Goldman Sachs has downgraded Hysan Dev (00014) earnings per share for the fiscal years 2024-2026 by 7%-0%.
According to the Futu Pro app, Goldman Sachs has raised its target price for Hysan Dev (00014) by 4.1%, from HK$14.6 to HK$15.2, possibly due to the company's management announcing stable dividends. The company's earnings per share for the fiscal years 2024-2026 have been downgraded by 7%-0%, with a rating of 'Neutral'. Goldman Sachs points out that the company's 9.5% return is more attractive compared to the industry's 6-8%.

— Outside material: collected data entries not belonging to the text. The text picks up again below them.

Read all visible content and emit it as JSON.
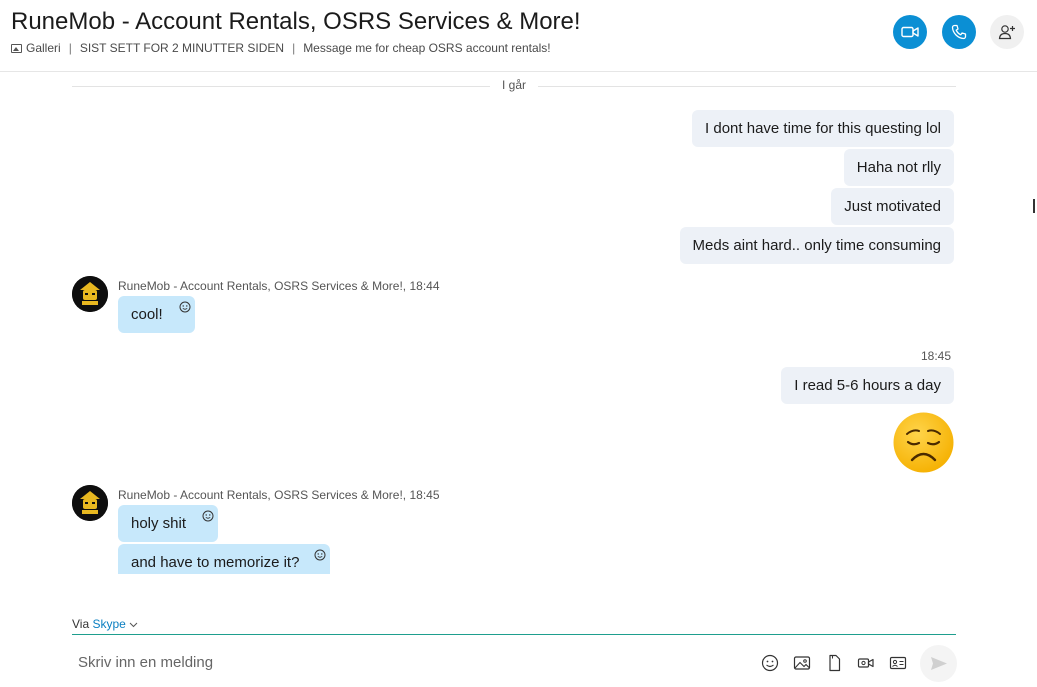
{
  "header": {
    "title": "RuneMob - Account Rentals, OSRS Services & More!",
    "gallery_label": "Galleri",
    "last_seen": "SIST SETT FOR 2 MINUTTER SIDEN",
    "mood": "Message me for cheap OSRS account rentals!"
  },
  "day_separator": "I går",
  "messages": {
    "out1": [
      "I dont have time for this questing lol",
      "Haha not rlly",
      "Just motivated",
      "Meds aint hard.. only time consuming"
    ],
    "in1": {
      "sender": "RuneMob - Account Rentals, OSRS Services & More!,",
      "time": "18:44",
      "texts": [
        "cool!"
      ]
    },
    "out2": {
      "time": "18:45",
      "texts": [
        "I read 5-6 hours a day"
      ],
      "emoji": "pensive-face"
    },
    "in2": {
      "sender": "RuneMob - Account Rentals, OSRS Services & More!,",
      "time": "18:45",
      "texts": [
        "holy shit",
        "and have to memorize it?"
      ]
    }
  },
  "composer": {
    "via_label": "Via",
    "via_link": "Skype",
    "placeholder": "Skriv inn en melding"
  },
  "colors": {
    "accent": "#0b8fd4",
    "outgoing_bubble": "#edf1f7",
    "incoming_bubble": "#c7e8fb",
    "composer_line": "#1e9e8e"
  }
}
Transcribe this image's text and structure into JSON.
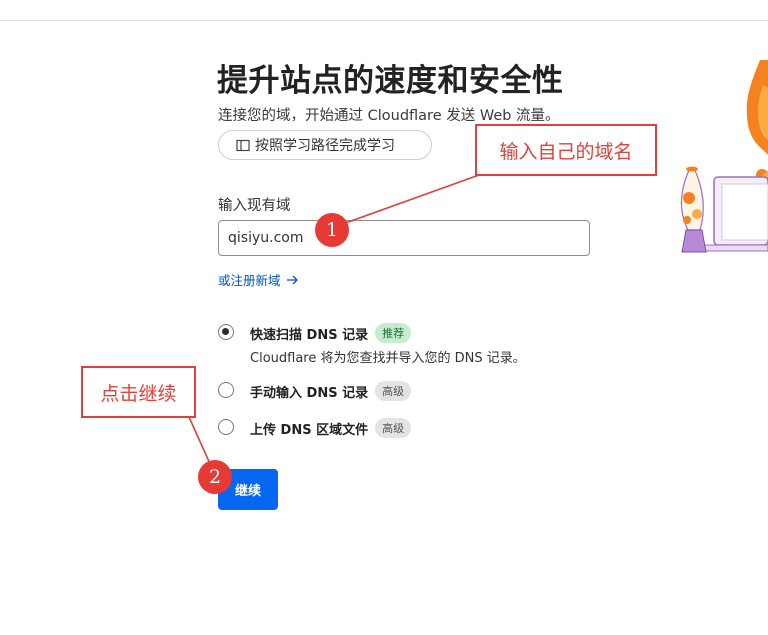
{
  "header": {
    "title": "提升站点的速度和安全性",
    "subtitle": "连接您的域，开始通过 Cloudflare 发送 Web 流量。",
    "learning_path_button": "按照学习路径完成学习"
  },
  "domain_form": {
    "label": "输入现有域",
    "value": "qisiyu.com",
    "register_link": "或注册新域"
  },
  "dns_options": [
    {
      "title": "快速扫描 DNS 记录",
      "badge": "推荐",
      "description": "Cloudflare 将为您查找并导入您的 DNS 记录。",
      "selected": true
    },
    {
      "title": "手动输入 DNS 记录",
      "badge": "高级",
      "selected": false
    },
    {
      "title": "上传 DNS 区域文件",
      "badge": "高级",
      "selected": false
    }
  ],
  "continue_button": "继续",
  "annotations": {
    "box_1": "输入自己的域名",
    "box_2": "点击继续",
    "marker_1": "1",
    "marker_2": "2"
  },
  "colors": {
    "accent": "#0567ef",
    "link": "#0051c3",
    "annotation": "#e0413a",
    "badge_recommended": "#c4ecd0",
    "badge_advanced": "#e3e3e3"
  }
}
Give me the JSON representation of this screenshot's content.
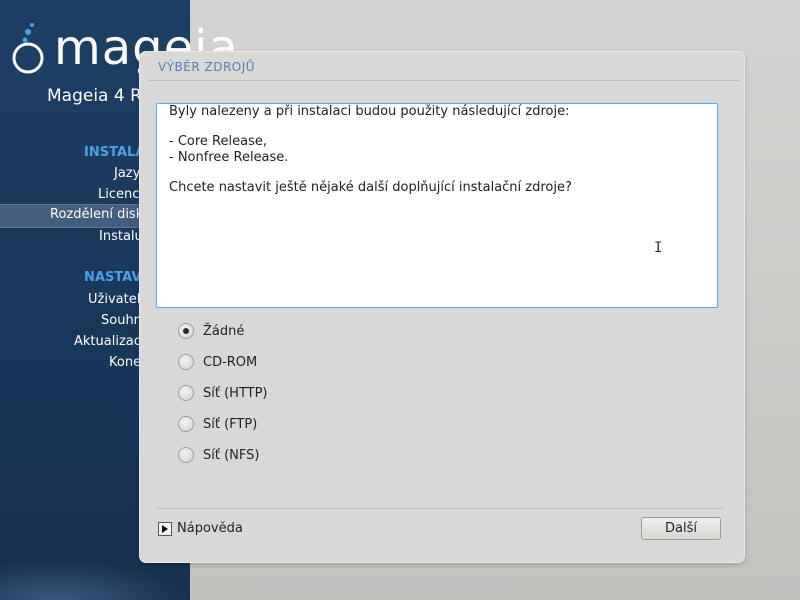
{
  "sidebar": {
    "logo_text": "mageia",
    "product_name": "Mageia 4 R",
    "sections": [
      {
        "title": "INSTALA",
        "items": [
          "Jazy",
          "Licenc",
          "Rozdělení disk",
          "Instalu"
        ]
      },
      {
        "title": "NASTAV",
        "items": [
          "Uživatel",
          "Souhr",
          "Aktualizac",
          "Kone"
        ]
      }
    ],
    "active_item": "Rozdělení disk"
  },
  "dialog": {
    "title": "VÝBĚR ZDROJŮ",
    "message": {
      "intro": "Byly nalezeny a při instalaci budou použity následující zdroje:",
      "sources": [
        "- Core Release,",
        "- Nonfree Release."
      ],
      "question": "Chcete nastavit ještě nějaké další doplňující instalační zdroje?"
    },
    "options": [
      {
        "label": "Žádné",
        "selected": true
      },
      {
        "label": "CD-ROM",
        "selected": false
      },
      {
        "label": "Síť (HTTP)",
        "selected": false
      },
      {
        "label": "Síť (FTP)",
        "selected": false
      },
      {
        "label": "Síť (NFS)",
        "selected": false
      }
    ],
    "help_label": "Nápověda",
    "next_label": "Další"
  },
  "colors": {
    "sidebar_bg": "#1d3f64",
    "section_heading": "#4aa3e0",
    "dialog_title": "#5a7fb5",
    "focus_border": "#6aa8e2"
  },
  "icons": [
    "mageia-cauldron-icon",
    "text-cursor-icon",
    "expander-arrow-icon"
  ]
}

According to the report, Hysan Dev declared a net profit of HK$427 million in the first half of the year, including a revaluation loss of HK$197 million, mainly from the office building portfolio and the Lam Tin residence project in Tai Po, called 'Lam Tin Mountain City' (HK$170 million). Excluding these, the basic profit remained stable year-on-year at around HK$1 billion, which is in line with its forecast for the fiscal year 2024. The company maintains a dividend per share of HK$0.27, and the management is confident in dividend stability.
The company's retail sales of tenants in Causeway Bay were on par with the overall retail market in Hong Kong, although partially offset by the impact of rent concessions from Leighton Hill. The commercial project on Karron Road is expected to be completed in the second half of 2026. The occupancy rate of its office building portfolio in Hong Kong remains stable. The residential project in Tai Po has experienced a devaluation as low stock prices are needed to clear inventory.